Erica Kirk, atual CEO e presidente da TPUSA e viúva de Charlie Kirk, contado A Fox News disse há poucos dias que o que é “bonito” na TPUSA é sua capacidade de “fornecer uma alternativa que seja pró-América, que seja pró-tudo”. Enquanto isso, os maiores aplausos da noite vieram quando Bryce cantou uma nova música – Country Today, na qual cantava: “Não é fácil ser country, neste país hoje em dia”. Por que você está perguntando? Bryce lhe dirá: “As direções, o dedo que aponta, quando tudo pega fogo”. Apontando com um dedo. Correto.
Em todas as oportunidades, incluindo o show do intervalo do All-American, Wright nos diz que acha muito perturbador se você magoar seus sentimentos. Devemos parar com isso. Obviamente, isso não é americano.
E, em última análise, é a isso que se resume a insinuação afiada da direita. Há muito tempo que, para aqueles que têm poder sobre os outros, a igualdade se parece muito com a opressão. O mundo MAGA procura elevar esta hipocrisia moral a um ponto de conversa raivoso, depois a um meme, depois a uma canção, e depois a um discurso real por direito próprio, para que pareça verdadeiro, mesmo que não seja.
Então, novamente, compare isso com o show oficial do intervalo de Bad Bunny. Não houve constrangimento ou autopiedade em seu desempenho. Foi alegre e complexo, íntimo e histórico, e conseguiu ser tudo ao mesmo tempo. Parecia uma celebração da vida, e você não precisava seguir as palavras, porque só precisava sentir a batida. (Quando questionado se as pessoas precisam saber espanhol para apreciar o show, Bad Bunny Disse: “É melhor que aprendam a dançar.

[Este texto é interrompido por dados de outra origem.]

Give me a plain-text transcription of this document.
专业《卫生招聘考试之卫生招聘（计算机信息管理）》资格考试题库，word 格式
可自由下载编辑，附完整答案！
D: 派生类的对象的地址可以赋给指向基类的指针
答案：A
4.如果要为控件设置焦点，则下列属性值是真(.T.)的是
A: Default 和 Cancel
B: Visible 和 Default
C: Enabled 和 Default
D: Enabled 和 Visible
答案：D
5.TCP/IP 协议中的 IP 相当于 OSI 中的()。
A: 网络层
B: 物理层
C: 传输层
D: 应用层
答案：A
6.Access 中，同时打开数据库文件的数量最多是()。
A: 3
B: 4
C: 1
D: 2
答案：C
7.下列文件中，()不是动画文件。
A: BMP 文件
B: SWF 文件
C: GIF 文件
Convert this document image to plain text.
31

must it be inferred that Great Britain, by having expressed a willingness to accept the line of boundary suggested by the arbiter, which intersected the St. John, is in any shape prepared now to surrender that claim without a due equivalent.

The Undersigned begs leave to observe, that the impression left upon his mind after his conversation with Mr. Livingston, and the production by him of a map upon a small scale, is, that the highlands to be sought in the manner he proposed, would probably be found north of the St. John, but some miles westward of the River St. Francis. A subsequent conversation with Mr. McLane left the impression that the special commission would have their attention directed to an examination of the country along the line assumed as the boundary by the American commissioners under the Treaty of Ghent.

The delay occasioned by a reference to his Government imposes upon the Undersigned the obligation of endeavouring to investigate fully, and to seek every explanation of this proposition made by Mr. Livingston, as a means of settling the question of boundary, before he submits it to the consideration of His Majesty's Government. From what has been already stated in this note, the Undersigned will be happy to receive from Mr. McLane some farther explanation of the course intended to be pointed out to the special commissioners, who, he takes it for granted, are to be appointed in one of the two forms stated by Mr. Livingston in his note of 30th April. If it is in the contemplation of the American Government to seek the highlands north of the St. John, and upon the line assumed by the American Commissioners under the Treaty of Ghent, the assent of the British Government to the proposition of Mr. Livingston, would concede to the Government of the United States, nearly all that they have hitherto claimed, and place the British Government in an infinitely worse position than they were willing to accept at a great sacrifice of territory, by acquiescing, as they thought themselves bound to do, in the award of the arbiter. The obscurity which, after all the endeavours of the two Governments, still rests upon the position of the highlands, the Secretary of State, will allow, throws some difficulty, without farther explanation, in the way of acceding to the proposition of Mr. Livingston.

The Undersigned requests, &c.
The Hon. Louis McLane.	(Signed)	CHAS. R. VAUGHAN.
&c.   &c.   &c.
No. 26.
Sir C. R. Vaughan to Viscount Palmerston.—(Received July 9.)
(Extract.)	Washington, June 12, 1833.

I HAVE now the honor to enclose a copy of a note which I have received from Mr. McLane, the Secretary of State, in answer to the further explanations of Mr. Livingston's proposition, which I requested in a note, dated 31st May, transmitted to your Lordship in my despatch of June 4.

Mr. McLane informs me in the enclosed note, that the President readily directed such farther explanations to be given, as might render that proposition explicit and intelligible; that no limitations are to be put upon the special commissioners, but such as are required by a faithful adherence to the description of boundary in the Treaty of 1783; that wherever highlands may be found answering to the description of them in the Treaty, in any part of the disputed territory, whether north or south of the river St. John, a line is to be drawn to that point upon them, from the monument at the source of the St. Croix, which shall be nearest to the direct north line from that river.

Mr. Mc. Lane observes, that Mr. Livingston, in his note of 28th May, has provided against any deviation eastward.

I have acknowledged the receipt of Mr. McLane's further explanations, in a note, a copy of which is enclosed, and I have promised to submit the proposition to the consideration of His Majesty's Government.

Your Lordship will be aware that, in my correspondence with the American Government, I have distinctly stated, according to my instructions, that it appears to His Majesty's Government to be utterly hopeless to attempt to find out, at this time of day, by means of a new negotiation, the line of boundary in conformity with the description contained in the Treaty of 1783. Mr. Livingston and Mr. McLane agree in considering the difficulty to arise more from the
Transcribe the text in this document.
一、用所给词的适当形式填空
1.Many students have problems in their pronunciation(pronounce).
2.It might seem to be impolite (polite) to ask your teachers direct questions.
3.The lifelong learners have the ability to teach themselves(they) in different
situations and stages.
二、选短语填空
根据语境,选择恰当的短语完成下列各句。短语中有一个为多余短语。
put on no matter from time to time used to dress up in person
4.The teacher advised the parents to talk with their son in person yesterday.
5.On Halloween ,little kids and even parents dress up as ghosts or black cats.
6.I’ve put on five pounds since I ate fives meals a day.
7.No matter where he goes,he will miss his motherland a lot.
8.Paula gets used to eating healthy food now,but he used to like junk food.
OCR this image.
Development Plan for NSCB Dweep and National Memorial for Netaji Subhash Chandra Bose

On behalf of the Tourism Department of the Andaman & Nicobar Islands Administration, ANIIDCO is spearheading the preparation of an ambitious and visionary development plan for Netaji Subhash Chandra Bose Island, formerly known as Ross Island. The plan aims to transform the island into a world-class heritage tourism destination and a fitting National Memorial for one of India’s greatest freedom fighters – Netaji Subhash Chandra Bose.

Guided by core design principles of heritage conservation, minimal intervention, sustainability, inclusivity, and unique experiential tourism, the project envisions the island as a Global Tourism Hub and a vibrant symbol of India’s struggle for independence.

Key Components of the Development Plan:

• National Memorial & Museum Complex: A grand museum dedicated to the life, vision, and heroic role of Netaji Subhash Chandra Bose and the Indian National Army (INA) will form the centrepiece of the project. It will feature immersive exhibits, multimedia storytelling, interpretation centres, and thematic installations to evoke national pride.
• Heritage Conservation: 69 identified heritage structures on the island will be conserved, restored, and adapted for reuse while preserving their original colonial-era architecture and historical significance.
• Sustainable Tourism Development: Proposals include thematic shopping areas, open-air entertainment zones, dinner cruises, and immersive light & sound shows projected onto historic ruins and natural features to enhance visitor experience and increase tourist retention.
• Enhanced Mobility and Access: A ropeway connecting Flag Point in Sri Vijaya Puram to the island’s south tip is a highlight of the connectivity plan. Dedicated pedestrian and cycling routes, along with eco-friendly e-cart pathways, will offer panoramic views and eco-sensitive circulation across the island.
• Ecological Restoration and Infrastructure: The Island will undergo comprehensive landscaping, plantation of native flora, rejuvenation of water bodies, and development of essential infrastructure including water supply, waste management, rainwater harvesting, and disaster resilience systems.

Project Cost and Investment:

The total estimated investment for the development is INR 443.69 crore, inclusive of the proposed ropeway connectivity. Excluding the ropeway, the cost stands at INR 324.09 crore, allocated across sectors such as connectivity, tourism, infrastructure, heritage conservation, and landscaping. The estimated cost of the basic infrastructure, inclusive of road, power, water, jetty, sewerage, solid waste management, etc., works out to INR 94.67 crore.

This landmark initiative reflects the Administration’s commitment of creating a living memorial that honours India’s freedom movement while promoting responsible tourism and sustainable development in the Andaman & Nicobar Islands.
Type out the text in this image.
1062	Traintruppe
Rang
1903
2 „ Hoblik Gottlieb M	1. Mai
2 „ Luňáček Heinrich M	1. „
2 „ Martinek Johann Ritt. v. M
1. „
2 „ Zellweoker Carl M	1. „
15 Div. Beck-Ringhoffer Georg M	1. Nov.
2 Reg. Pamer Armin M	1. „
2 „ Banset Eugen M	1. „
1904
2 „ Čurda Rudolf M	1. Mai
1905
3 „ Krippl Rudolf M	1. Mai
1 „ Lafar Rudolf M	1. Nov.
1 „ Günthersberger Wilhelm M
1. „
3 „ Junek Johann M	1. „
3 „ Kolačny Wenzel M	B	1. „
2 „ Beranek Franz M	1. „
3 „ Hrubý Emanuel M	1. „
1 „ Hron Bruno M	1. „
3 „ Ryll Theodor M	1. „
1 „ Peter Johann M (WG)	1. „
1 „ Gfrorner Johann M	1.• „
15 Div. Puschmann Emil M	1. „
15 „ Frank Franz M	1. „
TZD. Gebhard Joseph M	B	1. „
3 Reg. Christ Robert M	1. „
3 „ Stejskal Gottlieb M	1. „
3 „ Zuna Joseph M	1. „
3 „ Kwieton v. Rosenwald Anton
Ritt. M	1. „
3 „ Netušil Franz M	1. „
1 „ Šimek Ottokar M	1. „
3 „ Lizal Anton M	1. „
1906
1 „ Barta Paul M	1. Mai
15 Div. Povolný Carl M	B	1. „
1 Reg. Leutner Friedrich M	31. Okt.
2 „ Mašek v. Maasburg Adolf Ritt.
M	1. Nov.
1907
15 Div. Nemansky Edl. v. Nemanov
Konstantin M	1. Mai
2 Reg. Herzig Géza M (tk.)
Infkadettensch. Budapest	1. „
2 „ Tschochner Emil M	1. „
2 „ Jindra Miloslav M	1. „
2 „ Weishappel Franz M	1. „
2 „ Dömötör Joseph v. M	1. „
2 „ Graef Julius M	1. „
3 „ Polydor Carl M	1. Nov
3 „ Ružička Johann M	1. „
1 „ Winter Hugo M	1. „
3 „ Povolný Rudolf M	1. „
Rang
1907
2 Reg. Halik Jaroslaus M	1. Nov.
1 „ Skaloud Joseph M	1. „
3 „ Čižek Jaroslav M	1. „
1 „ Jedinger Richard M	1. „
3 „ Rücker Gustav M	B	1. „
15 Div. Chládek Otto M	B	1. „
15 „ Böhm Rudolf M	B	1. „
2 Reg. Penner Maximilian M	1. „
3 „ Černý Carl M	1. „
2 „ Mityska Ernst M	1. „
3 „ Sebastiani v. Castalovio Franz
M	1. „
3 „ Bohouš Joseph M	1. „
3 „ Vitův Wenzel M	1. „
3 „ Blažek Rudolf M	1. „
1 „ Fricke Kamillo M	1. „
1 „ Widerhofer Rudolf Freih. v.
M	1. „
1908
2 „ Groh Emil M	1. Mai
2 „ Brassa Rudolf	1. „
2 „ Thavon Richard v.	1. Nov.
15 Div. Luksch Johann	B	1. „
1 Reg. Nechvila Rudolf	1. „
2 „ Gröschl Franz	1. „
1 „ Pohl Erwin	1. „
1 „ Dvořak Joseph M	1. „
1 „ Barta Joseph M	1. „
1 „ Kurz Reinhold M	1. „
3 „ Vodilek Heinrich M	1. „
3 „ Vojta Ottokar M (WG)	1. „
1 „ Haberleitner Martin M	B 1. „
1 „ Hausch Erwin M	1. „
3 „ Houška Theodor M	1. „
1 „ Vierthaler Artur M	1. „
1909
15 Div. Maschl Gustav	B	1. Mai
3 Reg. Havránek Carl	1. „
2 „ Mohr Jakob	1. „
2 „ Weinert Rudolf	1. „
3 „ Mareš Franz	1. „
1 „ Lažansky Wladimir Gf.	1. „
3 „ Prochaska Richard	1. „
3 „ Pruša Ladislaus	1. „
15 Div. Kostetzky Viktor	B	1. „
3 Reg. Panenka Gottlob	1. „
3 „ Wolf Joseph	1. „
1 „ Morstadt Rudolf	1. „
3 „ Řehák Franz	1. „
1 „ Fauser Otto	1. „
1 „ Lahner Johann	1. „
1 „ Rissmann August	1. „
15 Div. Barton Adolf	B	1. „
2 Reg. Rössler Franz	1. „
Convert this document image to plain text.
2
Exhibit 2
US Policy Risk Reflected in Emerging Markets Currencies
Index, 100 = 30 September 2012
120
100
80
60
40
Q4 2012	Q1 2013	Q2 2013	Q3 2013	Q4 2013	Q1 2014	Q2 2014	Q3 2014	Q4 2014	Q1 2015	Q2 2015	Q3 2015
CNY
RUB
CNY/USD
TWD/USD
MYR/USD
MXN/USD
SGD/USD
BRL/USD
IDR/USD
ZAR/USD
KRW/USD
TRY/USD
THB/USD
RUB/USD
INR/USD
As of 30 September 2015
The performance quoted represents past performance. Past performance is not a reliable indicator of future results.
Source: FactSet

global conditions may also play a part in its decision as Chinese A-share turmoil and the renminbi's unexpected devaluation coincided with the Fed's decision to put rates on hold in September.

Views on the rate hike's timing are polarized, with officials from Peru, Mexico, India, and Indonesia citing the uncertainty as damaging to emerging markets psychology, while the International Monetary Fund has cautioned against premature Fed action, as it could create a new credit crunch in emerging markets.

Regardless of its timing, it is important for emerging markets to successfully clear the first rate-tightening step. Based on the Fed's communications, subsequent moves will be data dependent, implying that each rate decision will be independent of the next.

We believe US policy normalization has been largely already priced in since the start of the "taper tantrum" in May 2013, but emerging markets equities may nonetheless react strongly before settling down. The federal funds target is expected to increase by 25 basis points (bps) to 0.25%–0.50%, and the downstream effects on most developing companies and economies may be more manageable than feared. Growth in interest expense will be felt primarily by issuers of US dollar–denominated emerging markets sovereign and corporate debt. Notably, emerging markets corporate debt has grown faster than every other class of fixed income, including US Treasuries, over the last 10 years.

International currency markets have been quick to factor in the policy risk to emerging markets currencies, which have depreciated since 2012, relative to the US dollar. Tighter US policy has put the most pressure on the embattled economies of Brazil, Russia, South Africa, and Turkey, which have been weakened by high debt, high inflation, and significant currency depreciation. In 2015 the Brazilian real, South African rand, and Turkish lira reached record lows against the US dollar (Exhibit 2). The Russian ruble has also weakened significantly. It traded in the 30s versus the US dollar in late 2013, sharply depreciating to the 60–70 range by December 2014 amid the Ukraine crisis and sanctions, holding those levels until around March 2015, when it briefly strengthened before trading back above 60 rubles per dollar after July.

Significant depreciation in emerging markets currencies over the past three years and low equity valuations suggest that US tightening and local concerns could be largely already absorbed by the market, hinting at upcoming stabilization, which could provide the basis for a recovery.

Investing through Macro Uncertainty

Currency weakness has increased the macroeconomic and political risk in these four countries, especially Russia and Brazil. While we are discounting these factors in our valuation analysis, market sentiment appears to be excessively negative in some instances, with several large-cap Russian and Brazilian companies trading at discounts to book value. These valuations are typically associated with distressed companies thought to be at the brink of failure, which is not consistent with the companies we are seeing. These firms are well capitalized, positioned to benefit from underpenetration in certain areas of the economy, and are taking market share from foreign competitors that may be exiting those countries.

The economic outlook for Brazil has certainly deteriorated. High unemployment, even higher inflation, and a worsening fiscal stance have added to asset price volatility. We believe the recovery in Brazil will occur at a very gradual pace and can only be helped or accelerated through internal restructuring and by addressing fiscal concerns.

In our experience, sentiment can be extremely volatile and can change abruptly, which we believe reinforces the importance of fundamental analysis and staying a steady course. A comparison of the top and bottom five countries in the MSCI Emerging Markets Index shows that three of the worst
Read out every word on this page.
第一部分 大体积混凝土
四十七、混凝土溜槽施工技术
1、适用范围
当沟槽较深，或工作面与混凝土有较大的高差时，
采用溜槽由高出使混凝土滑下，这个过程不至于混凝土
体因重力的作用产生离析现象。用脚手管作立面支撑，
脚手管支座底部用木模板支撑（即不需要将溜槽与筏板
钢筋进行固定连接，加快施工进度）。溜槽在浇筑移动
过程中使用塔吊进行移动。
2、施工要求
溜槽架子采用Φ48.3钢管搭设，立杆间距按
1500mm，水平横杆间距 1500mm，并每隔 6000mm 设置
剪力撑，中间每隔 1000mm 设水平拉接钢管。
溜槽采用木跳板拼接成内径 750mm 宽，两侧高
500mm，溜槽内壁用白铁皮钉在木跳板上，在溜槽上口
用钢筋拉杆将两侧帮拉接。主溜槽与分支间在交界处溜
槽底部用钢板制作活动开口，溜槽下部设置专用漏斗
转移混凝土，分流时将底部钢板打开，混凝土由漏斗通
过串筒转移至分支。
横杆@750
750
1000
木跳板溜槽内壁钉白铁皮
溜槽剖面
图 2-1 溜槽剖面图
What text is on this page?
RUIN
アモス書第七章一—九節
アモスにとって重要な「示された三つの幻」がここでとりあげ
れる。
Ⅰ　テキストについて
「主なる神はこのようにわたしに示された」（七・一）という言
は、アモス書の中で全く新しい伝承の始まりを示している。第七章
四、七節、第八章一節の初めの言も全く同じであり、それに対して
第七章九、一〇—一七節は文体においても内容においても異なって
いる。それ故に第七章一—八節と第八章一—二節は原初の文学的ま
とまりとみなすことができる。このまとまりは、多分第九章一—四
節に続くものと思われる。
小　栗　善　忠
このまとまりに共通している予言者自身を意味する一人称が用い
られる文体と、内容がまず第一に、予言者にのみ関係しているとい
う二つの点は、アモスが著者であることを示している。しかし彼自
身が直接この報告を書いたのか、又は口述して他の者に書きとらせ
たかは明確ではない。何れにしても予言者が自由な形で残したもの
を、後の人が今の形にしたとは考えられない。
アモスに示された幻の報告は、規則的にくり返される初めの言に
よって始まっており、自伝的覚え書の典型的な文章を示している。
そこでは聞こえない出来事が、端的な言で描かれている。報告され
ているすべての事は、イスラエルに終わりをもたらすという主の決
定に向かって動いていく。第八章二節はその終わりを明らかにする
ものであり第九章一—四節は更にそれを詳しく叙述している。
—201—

Não há dança melhor do que a dança que vem do coração.”) A apresentação foi concluída com um grande banner que dizia: “A única coisa mais poderosa que o ódio é o amor” e Bad Bunny segurando uma bola de futebol (lembrando os EUA) que dizia: “Juntos, somos a América.”
Os conservadores americanos interpretaram essa última linha como “destruidor“Mostra a profundidade do problema que enfrentamos neste país. Enquanto alguns de nós percebemos que temos vizinhos e até gostamos deles, outros sentem que vivemos, ou deveríamos viver, numa terra hermeticamente fechada.